Alinhamento ambiental
Debate no agronegócio do mundo todo, a questão ambiental também está relacionada à prática que prioriza a precocidade. A redução da idade de abate possibilita reduzir as emissões de metano, já que o animal fica menos tempo no campo. Além disso, o crescimento dos sistemas de integração lavoura-pecuária também age como fomentador das práticas sustentáveis no campo.
Na visão do diretor do Nespro, apesar da relevância, a pauta ainda não é principal direcionadora dos abates precoces. Mas tem ganhado mais espaço.
Os especialistas citam estudos que comprovam que a pecuária no Rio Grande do Sul, por promover alimentação dos animais a pasto, mais captura do que emite gases de efeito estufa. É um grande diferencial produtivo e que deveria mais bem divulgado, defende o presidente do Sindicato da Indústria de Carnes e Derivados no RS (Sicadergs), Ladislau Böes. Não só pelo valor de produto que agrega, mas por mostrar que a pecuária gaúcha está mais alinhada às práticas sustentáveis que outros mercados:
— Há estudos que comprovam que no RS os animais mais capturam do que emitem gases. Temos vendido isso muito pouco para o mercado. Em outros Estados e centros produtores, essa dificuldade é muito maior porque é utilizado outro método de pecuária, com a criação de confinamento — comenta Böes.
Experiência de quem faz
Criador de gado há mais de 30 anos em Alegrete, região tradicional da produção de carne gaúcha, o pecuarista Flávio Alves viu a evolução da lida diante dos olhos. Na cabanha Santo Antão, onde mantém cerca de 400 cabeças de angus e brangus, o trabalho começou ainda “no modo tradicional”. Nos últimos anos, a estratégia tem sido cada vez mais aperfeiçoar os abates precoces.

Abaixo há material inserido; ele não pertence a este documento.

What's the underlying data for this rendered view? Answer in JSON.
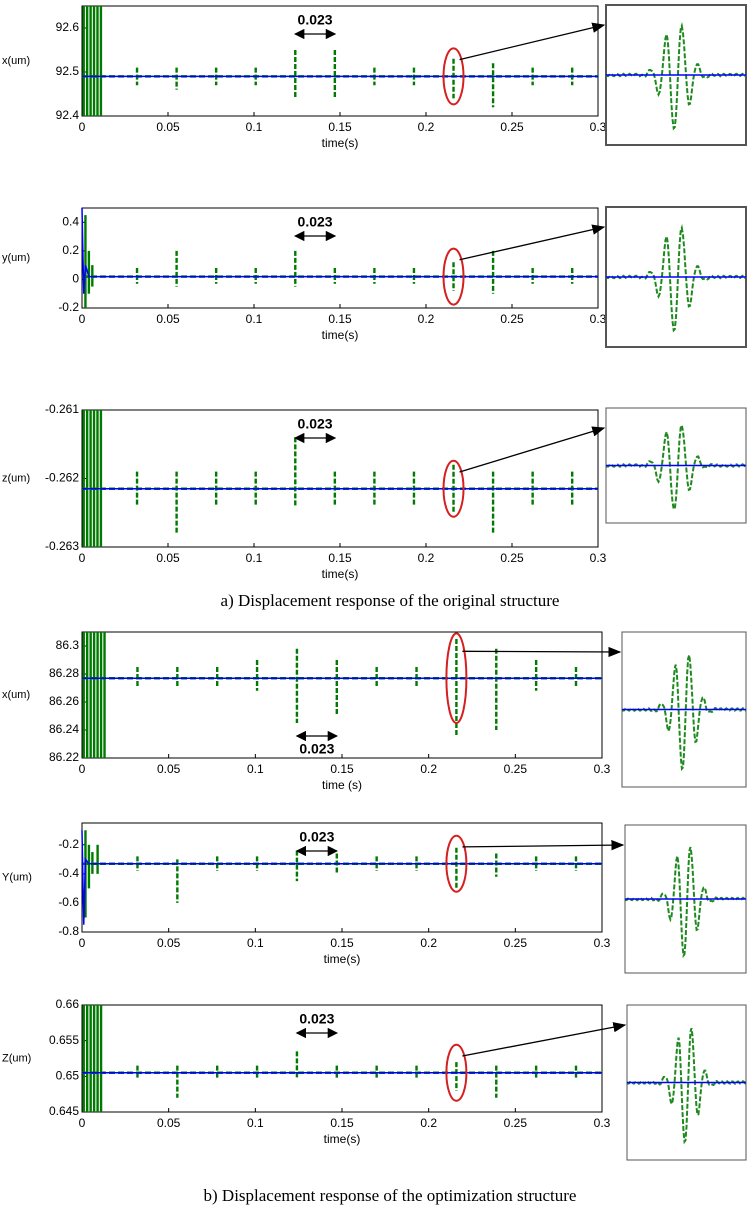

Resultado de boa genética e manejo, entrega.
— Sou de uma época em que a gente vendia e abatia animais com três, quatro anos. Mas todos sentiram necessidade de dar velocidade maior a esse ciclo. Porque quanto mais tempo o animal fica na propriedade, mais custos ele vai dar ao criador. E temos como, dependendo do manejo que se utiliza, atingir o mesmo peso que o animal terá com 36 meses aos 24 meses. Com isso, reduzimos não só a idade do abate, mas também a idade de a fêmea entrar em reprodução — diz Alves.
O produtor diz que o trabalho das associações de raça é fundamental ao levar informação aos produtores. Mas que a inovação não deve ficar restrita a determinadas “grifes” raciais.
— Volto a dar o atestado de velhice da minha época (risos). Existe um trabalho muito bom sendo feito para que pessoas mais conservadoras venham a aderir às inovações. São pessoas que não fazem a velha conta do custo-benefício. Comecei no esquema antigo, mas sempre tive vontade de evoluir. E a gente vai evoluindo em termos de genética, de nutrição, de manejo. O resultado é o que está acontecendo agora: animais cada vez mais jovens, cada vez mais precoces. E é o que o mercado quer também — diz Alves.